An einem Freitagmorgen gab es für die Schüler des nahen Gymnasiums statt heiliger Messe einen Gastvortrag von mir. Ich habe ihnen erzählt, was ich hier mache und wieso, wo ich herkomme und wie das so ist in Deutschland – auch mit der Kirche, Gott und dem Sonntag. Ob das alles Hexenmeister oder Teufelsanbeter oder nur Verrückte seien, hat sich mancher gewundert, als ich erzählte, dass viele gar nicht mehr an einen Gott glauben. So was können sich Menschen in einem Land, das von Glauben (aber auch Aberglauben) geprägt ist, gar nicht vorstellen. An einem Sonntag wurde ich dann von unserem anglikanischen Schulleiter als Festprediger bei den Protestanten eingeladen.

So ist’s richtig!

Nach meinem letzten Rundbrief sind nach einigen besorgten Reaktionen wohl folgende Klarstellungen nötig: Es ist mir wohl nicht ganz gelungen zu informieren, wie viele fleißige und bescheidene Menschen es hier gibt, die sich Tag für Tag an ihrem Arbeitsplatz, im eigenen Garten oder mit ihren Kindern reinhängen und sich darum kümmern, dass sich ihr Land nicht nur durch die Hilfe anderer weiter entwickelt.

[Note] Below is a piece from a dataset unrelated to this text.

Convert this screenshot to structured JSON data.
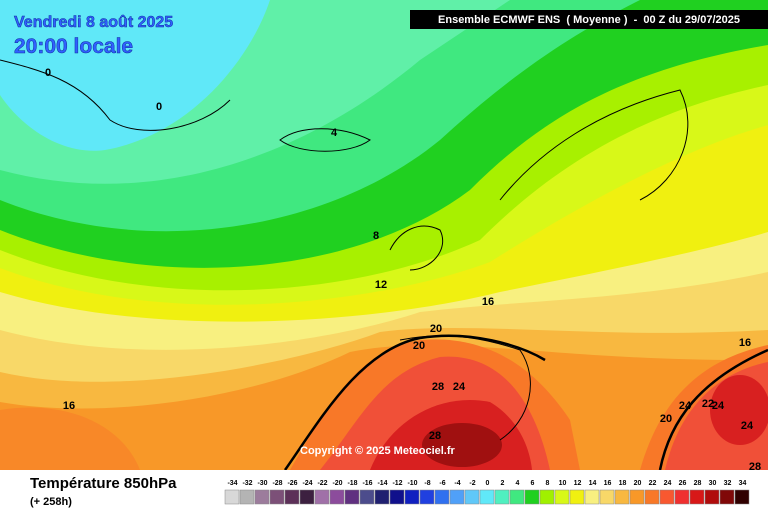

Und wo wir als Verantwortliche der Schule es nicht geschafft haben, für Disziplin zu sorgen, brauchen wir uns über mangelnde Disziplin bei den Schülern nicht wundern.

Was auch klar ist: Hier ist nicht immer eitel Sonnenschein. Auch wenn die Sonne hier fast jeden Tag  scheint – im wörtlichen wie im übertragenen Sinn – sorgt Regen mal für Abkühlung und mal für Wachstum.

Mathias Blum aus Kaltenthal bei Krumbach/Schwaben ist ein Jahr lang von 2012 bis 2013 als Missionar auf Zeit in Kasaala im zentralen Uganda tätig. Zu seinen Aufgaben gehört die Mitarbeit in der technischen Schule und Jugendarbeit in der Pfarrei.